22-23 317
Xiao Zhang – ISMO
Abstract
Phosphorene, a semiconducting two-dimensional material, has recently attracted huge interest due to its potential applications in opto-electronics. The first attempts to synthesize phosphorene were based mainly on mechanical and chemical exfoliations. A few years later, different groups reported the synthesis of phosphorene using the molecular beam epitaxy process, which opened the way for research on physical properties. Here, we report phosphorus growth on an Au(110) substrate via molecular beam epitaxy. The atomically resolved scanning tunneling microscopy images exhibit a self-assembled phosphorus-dimer structure, which is converted into phosphorus chains when increasing the phosphorus coverage. The chemical composition of the obtained structures is determined via Auger electron and X-ray photoelectron spectroscopies. Density functional theory calculations support the experimental findings.

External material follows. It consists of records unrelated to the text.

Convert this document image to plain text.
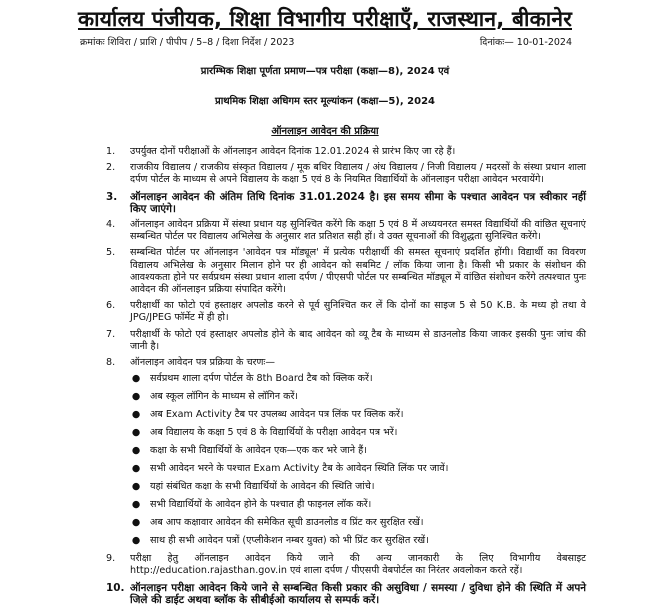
कार्यालय पंजीयक, शिक्षा विभागीय परीक्षाएँ, राजस्थान, बीकानेर
क्रमांकः शिविरा / प्राशि / पीपीप / 5–8 / दिशा निर्देश / 2023	दिनांकः— 10-01-2024
प्रारम्भिक शिक्षा पूर्णता प्रमाण—पत्र परीक्षा (कक्षा—8), 2024 एवं
प्राथमिक शिक्षा अधिगम स्तर मूल्यांकन (कक्षा—5), 2024
ऑनलाइन आवेदन की प्रक्रिया
1.	उपर्युक्त दोनों परीक्षाओं के ऑनलाइन आवेदन दिनांक 12.01.2024 से प्रारंभ किए जा रहे हैं।
2.	राजकीय विद्यालय / राजकीय संस्कृत विद्यालय / मूक बधिर विद्यालय / अंध विद्यालय / निजी विद्यालय / मदरसों के संस्था प्रधान शाला दर्पण पोर्टल के माध्यम से अपने विद्यालय के कक्षा 5 एवं 8 के नियमित विद्यार्थियों के ऑनलाइन परीक्षा आवेदन भरवायेंगे।
3.	ऑनलाइन आवेदन की अंतिम तिथि दिनांक 31.01.2024 है। इस समय सीमा के पश्चात आवेदन पत्र स्वीकार नहीं किए जाएंगे।
4.	ऑनलाइन आवेदन प्रक्रिया में संस्था प्रधान यह सुनिश्चित करेंगे कि कक्षा 5 एवं 8 में अध्ययनरत समस्त विद्यार्थियों की वांछित सूचनाएं सम्बन्धित पोर्टल पर विद्यालय अभिलेख के अनुसार शत प्रतिशत सही हों। वे उक्त सूचनाओं की विशुद्धता सुनिश्चित करेंगे।
5.	सम्बन्धित पोर्टल पर ऑनलाइन 'आवेदन पत्र मॉड्यूल' में प्रत्येक परीक्षार्थी की समस्त सूचनाएं प्रदर्शित होंगी। विद्यार्थी का विवरण विद्यालय अभिलेख के अनुसार मिलान होने पर ही आवेदन को सबमिट / लॉक किया जाना है। किसी भी प्रकार के संशोधन की आवश्यकता होने पर सर्वप्रथम संस्था प्रधान शाला दर्पण / पीएसपी पोर्टल पर सम्बन्धित मॉड्यूल में वांछित संशोधन करेंगे तत्पश्चात पुनः आवेदन की ऑनलाइन प्रक्रिया संपादित करेंगे।
6.	परीक्षार्थी का फोटो एवं हस्ताक्षर अपलोड करने से पूर्व सुनिश्चित कर लें कि दोनों का साइज 5 से 50 K.B. के मध्य हो तथा वे JPG/JPEG फॉर्मेट में ही हो।
7.	परीक्षार्थी के फोटो एवं हस्ताक्षर अपलोड होने के बाद आवेदन को व्यू टैब के माध्यम से डाउनलोड किया जाकर इसकी पुनः जांच की जानी है।
8.	ऑनलाइन आवेदन पत्र प्रक्रिया के चरणः—
●	सर्वप्रथम शाला दर्पण पोर्टल के 8th Board टैब को क्लिक करें।
●	अब स्कूल लॉगिन के माध्यम से लॉगिन करें।
●	अब Exam Activity टैब पर उपलब्ध आवेदन पत्र लिंक पर क्लिक करें।
●	अब विद्यालय के कक्षा 5 एवं 8 के विद्यार्थियों के परीक्षा आवेदन पत्र भरें।
●	कक्षा के सभी विद्यार्थियों के आवेदन एक—एक कर भरे जाने हैं।
●	सभी आवेदन भरने के पश्चात Exam Activity टैब के आवेदन स्थिति लिंक पर जावें।
●	यहां संबंधित कक्षा के सभी विद्यार्थियों के आवेदन की स्थिति जांचे।
●	सभी विद्यार्थियों के आवेदन होने के पश्चात ही फाइनल लॉक करें।
●	अब आप कक्षावार आवेदन की समेकित सूची डाउनलोड व प्रिंट कर सुरक्षित रखें।
●	साथ ही सभी आवेदन पत्रों (एप्लीकेशन नम्बर युक्त) को भी प्रिंट कर सुरक्षित रखें।
9.	परीक्षा हेतु ऑनलाइन आवेदन किये जाने की अन्य जानकारी के लिए विभागीय वेबसाइट http://education.rajasthan.gov.in एवं शाला दर्पण / पीएसपी वेबपोर्टल का निरंतर अवलोकन करते रहें।
10. ऑनलाइन परीक्षा आवेदन किये जाने से सम्बन्धित किसी प्रकार की असुविधा / समस्या / दुविधा होने की स्थिति में अपने जिले की डाईट अथवा ब्लॉक के सीबीईओ कार्यालय से सम्पर्क करें।
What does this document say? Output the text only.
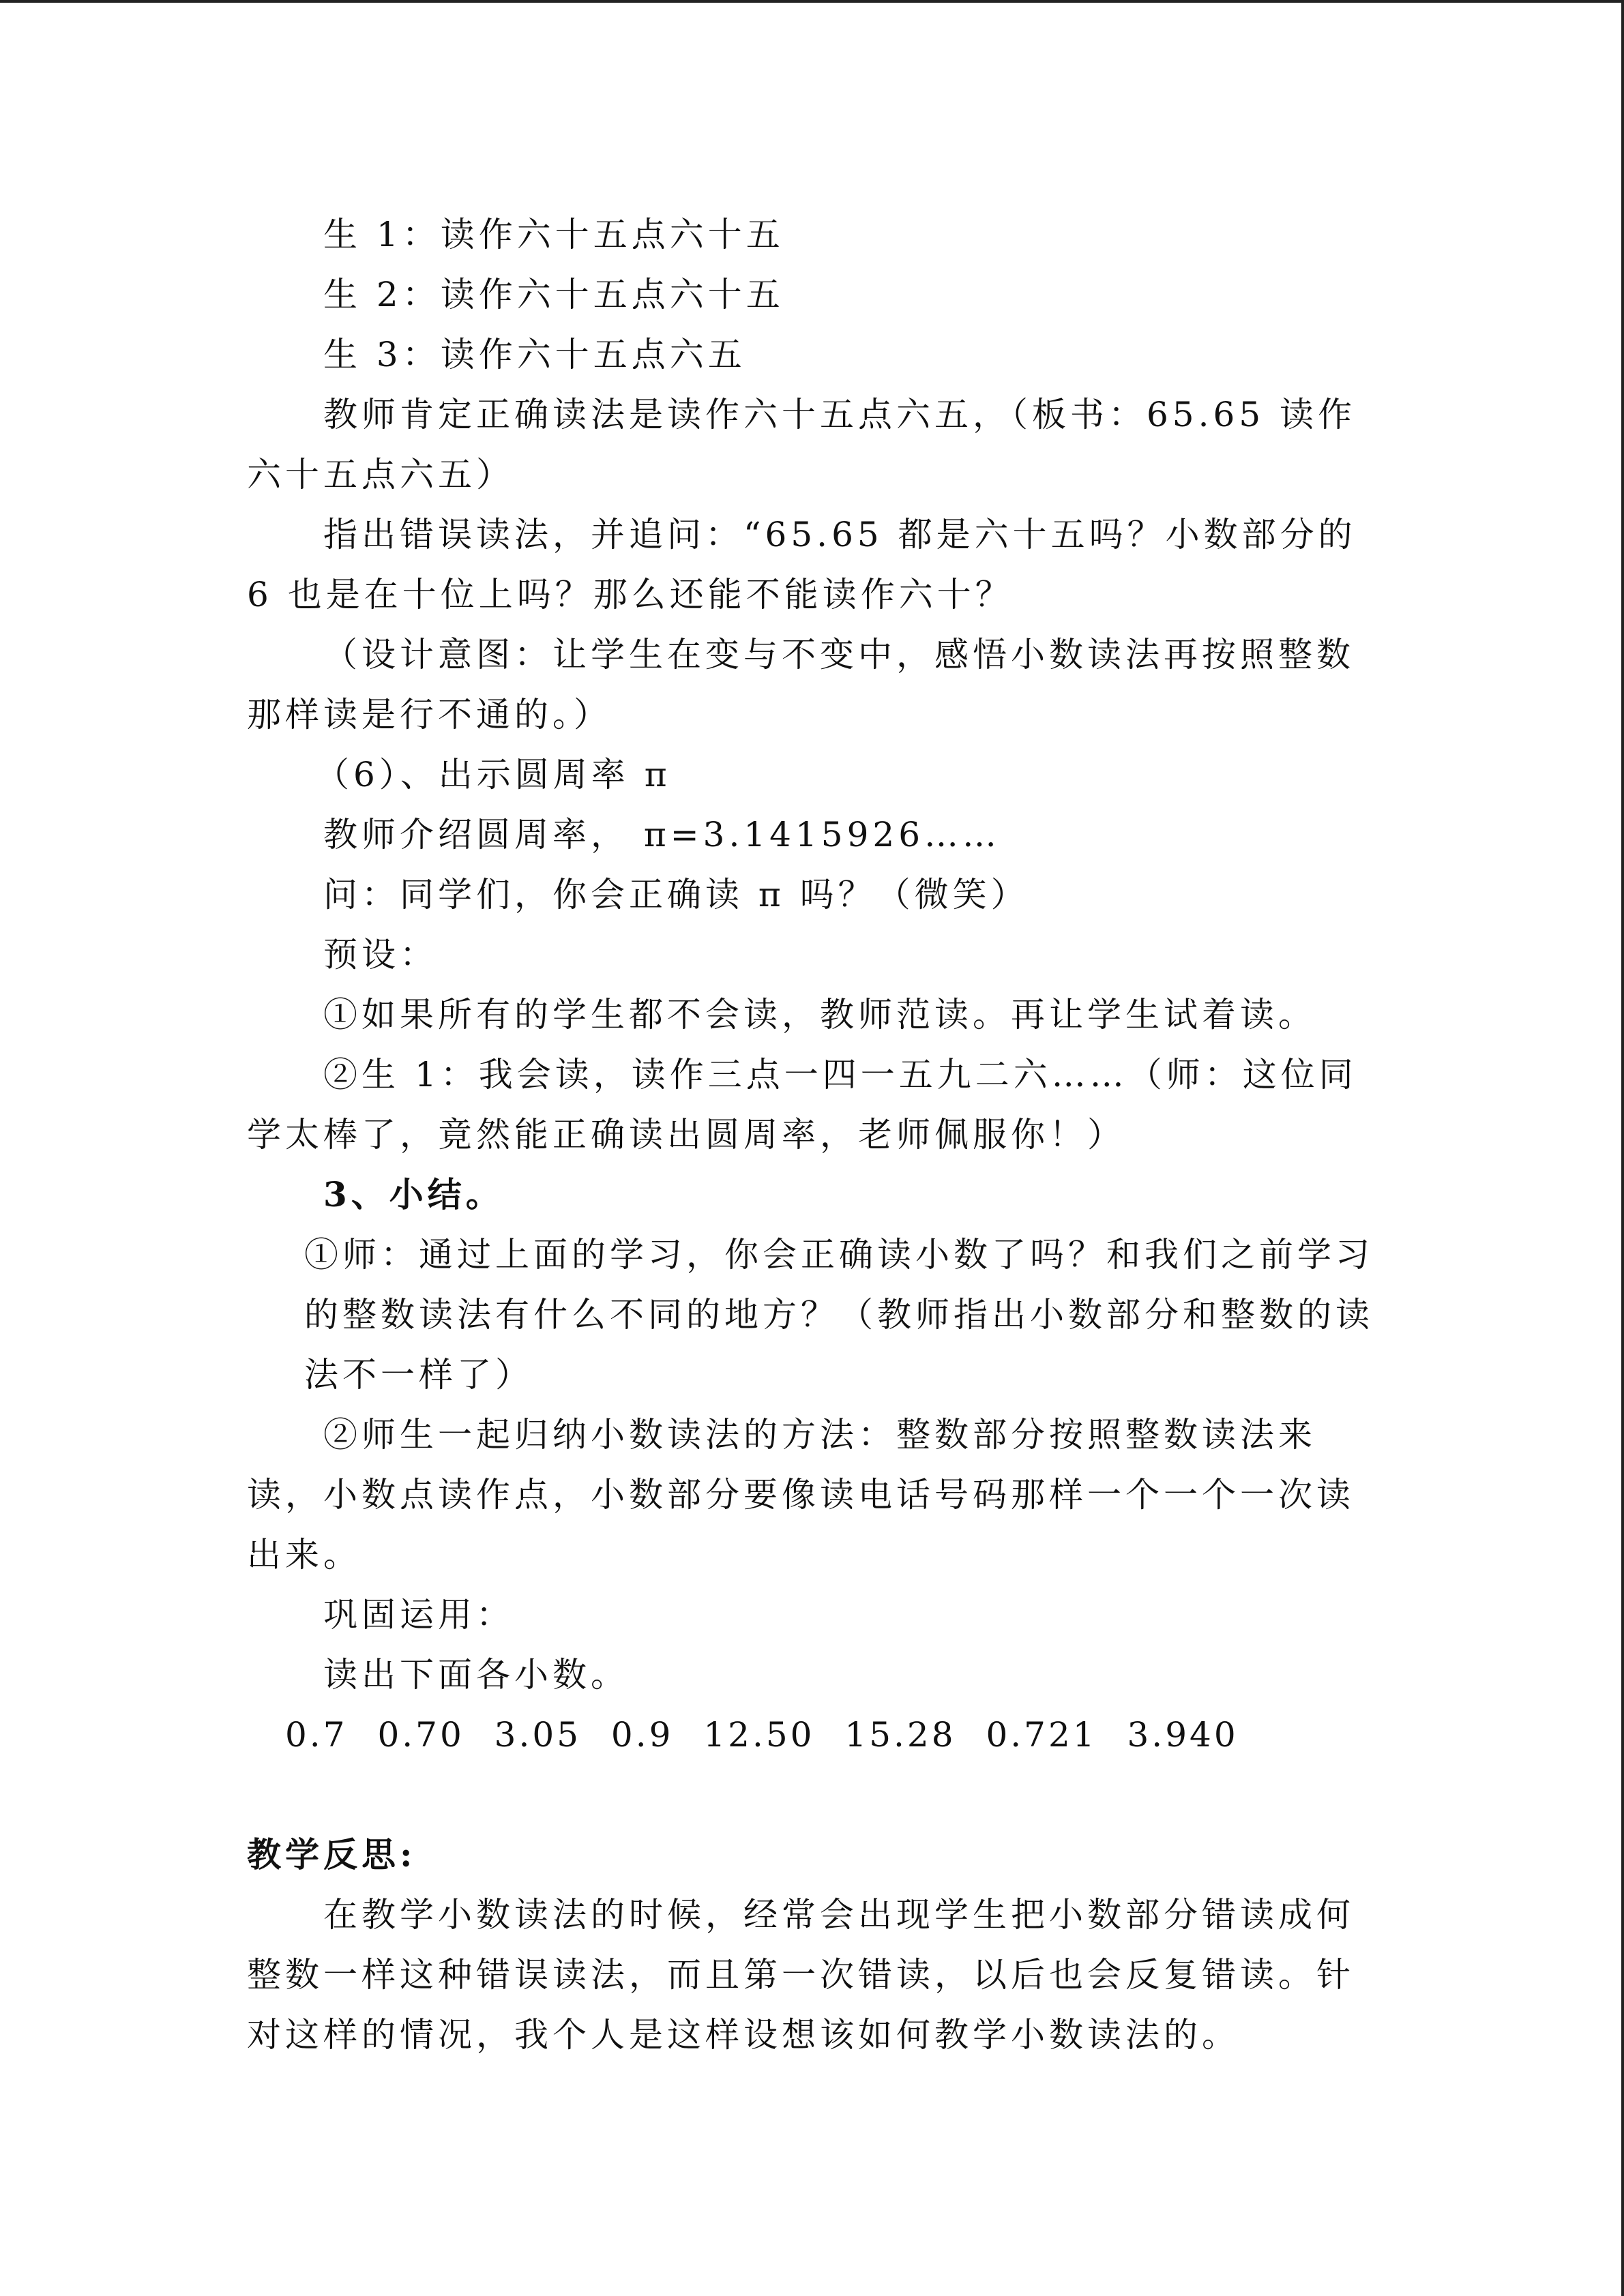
生 1：读作六十五点六十五
生 2：读作六十五点六十五
生 3：读作六十五点六五

教师肯定正确读法是读作六十五点六五，（板书：65.65 读作六十五点六五）

指出错误读法，并追问：“65.65 都是六十五吗？小数部分的 6 也是在十位上吗？那么还能不能读作六十？

（设计意图：让学生在变与不变中，感悟小数读法再按照整数那样读是行不通的。）

（6）、出示圆周率 π
教师介绍圆周率， π=3.1415926……
问：同学们，你会正确读 π 吗？（微笑）
预设：
①如果所有的学生都不会读，教师范读。再让学生试着读。

②生 1：我会读，读作三点一四一五九二六……（师：这位同学太棒了，竟然能正确读出圆周率，老师佩服你！）

3、小结。

①师：通过上面的学习，你会正确读小数了吗？和我们之前学习的整数读法有什么不同的地方？（教师指出小数部分和整数的读法不一样了）

②师生一起归纳小数读法的方法：整数部分按照整数读法来读，小数点读作点，小数部分要像读电话号码那样一个一个一次读出来。

巩固运用：
读出下面各小数。
0.7 0.70 3.05 0.9 12.50 15.28 0.721 3.940
教学反思:

在教学小数读法的时候，经常会出现学生把小数部分错读成何整数一样这种错误读法，而且第一次错读，以后也会反复错读。针对这样的情况，我个人是这样设想该如何教学小数读法的。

Besides, as a semiconductor material, phosphorene has a wide range of applications in many fields, but traditional semiconductor devices rely on the movement of charges, accompanied by resistive losses and energy consumption, while spin electronics devices achieve logic and storage functions by manipulating the spin of electrons, without the need for large-scale current flow, which can significantly reduce power consumption. Here we try to use molecular beam epitaxy to grow phosphorus on a magnetic metal substrate Ni(111), scanning tunneling microscopy, low-energy electron diffraction, and synchrotron radiation source X-ray photoelectron spectroscopy were used to reveal the growth and self-assembly process of phosphorus on the magnetic substrate Ni(111), and the experimental results were fitted using density functional theory, this work will provides researchers with ideas for the subsequent preparation of two-dimensional phosphorus on magnetic substrate.